İlk uçağa atlayıp gitsem, son kez nasırlı ellerinden öpüp helallik istesem diyorum pasaportum çalışmıyor. Yazdığım kitaplardan dolayı hakkımda tutuklama kararı var. Bir şekilde uçağa binip gitsem hastaneye değil doğrudan Silivri’ye götürüleceğim.
Sonra babamın vasiyeti var; ‘bir şey olursa gelmeyin, bunlar size kötülük eder’ sözü kulaklarımda.
5 günü 5 asır gibi geçirdikten sonra babamın vefat haberini aldım. Sanki aceleleri varmış gibi iki saat içinde cenazesini yıkadılar, kefenlediler ve ikindi namazı sonrası defnettiler.
Bense bu anları kısa bir videodan görebildim. Cenaze namazını gıyabında dünyanın öbür ucunda kıldım.
Oysa ki orada olmam ve babamı mezara benim indirmem gerekiyordu. Belki de bu yüzden bir türlü kabullenemiyorum babamın vefatını. Belki de bu yüzden gerçekmiş gibi gelmiyor.

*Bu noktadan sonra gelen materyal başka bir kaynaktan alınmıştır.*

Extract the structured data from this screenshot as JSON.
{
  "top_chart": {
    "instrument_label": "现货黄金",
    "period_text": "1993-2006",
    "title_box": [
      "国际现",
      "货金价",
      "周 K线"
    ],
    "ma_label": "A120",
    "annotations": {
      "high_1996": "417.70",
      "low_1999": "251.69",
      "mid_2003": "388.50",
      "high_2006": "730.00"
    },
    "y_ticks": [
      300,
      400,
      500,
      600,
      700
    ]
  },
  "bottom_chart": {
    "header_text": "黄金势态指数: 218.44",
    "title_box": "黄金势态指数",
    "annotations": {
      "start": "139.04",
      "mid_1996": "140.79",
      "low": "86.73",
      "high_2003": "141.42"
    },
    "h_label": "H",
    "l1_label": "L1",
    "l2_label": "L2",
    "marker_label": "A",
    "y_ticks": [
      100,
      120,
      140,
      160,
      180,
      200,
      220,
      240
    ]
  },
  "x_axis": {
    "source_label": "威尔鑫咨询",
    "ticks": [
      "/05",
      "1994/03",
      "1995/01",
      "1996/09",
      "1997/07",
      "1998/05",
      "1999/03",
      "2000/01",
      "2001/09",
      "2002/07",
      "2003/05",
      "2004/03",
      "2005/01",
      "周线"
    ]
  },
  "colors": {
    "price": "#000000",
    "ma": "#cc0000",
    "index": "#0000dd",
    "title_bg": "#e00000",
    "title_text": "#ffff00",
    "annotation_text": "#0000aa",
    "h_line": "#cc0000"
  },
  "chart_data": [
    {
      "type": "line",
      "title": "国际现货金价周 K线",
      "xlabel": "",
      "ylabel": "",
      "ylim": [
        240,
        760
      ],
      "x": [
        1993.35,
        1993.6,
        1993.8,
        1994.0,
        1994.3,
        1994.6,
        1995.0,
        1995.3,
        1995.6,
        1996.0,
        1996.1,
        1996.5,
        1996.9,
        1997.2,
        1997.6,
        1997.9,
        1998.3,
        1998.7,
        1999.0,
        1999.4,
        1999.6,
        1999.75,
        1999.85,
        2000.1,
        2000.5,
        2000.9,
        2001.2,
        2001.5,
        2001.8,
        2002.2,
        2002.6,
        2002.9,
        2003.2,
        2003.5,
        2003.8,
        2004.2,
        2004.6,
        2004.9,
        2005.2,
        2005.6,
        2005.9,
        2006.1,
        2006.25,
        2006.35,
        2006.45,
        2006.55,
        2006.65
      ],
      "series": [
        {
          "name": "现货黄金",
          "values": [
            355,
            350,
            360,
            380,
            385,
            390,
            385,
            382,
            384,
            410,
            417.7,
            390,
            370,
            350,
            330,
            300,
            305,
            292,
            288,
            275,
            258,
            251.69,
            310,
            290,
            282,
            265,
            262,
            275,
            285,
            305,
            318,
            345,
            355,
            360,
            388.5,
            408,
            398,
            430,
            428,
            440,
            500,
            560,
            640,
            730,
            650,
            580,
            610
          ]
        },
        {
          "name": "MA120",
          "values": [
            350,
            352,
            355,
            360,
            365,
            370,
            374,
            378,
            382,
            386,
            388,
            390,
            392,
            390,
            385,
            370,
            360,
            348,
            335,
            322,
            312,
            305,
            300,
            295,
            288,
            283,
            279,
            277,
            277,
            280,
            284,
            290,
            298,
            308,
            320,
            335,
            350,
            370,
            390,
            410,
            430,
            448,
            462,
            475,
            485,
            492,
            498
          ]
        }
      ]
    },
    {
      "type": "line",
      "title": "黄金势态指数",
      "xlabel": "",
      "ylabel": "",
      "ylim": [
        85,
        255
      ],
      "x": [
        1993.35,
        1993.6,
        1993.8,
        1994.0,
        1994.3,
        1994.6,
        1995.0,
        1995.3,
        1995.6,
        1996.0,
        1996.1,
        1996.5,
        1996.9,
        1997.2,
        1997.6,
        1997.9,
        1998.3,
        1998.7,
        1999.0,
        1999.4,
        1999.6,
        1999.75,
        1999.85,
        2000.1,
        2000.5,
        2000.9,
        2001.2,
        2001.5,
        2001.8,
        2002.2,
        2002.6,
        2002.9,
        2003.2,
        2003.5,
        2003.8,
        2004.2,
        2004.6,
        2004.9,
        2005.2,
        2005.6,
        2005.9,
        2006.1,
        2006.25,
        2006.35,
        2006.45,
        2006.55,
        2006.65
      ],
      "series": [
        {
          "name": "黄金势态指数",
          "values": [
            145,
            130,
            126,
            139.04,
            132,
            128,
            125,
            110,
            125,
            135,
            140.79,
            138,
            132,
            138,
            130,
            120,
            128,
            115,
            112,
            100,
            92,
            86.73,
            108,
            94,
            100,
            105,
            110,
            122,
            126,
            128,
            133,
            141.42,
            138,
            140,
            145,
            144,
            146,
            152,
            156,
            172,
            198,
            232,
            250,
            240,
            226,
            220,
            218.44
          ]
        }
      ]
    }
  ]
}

Ama bir yandan da huzurluyum. Babam temiz bir hayat yaşadı. Biz çocuklarına güzel örnek oldu, haramı-helali gözetti, bize de öyle öğretti. Kıt kanaat geçinmesine rağmen öğrencilere burs vermeye, onlara imkan sağlamaya çalıştı.
Biz babamdan razıydık, Allah’ım sen de razı ol.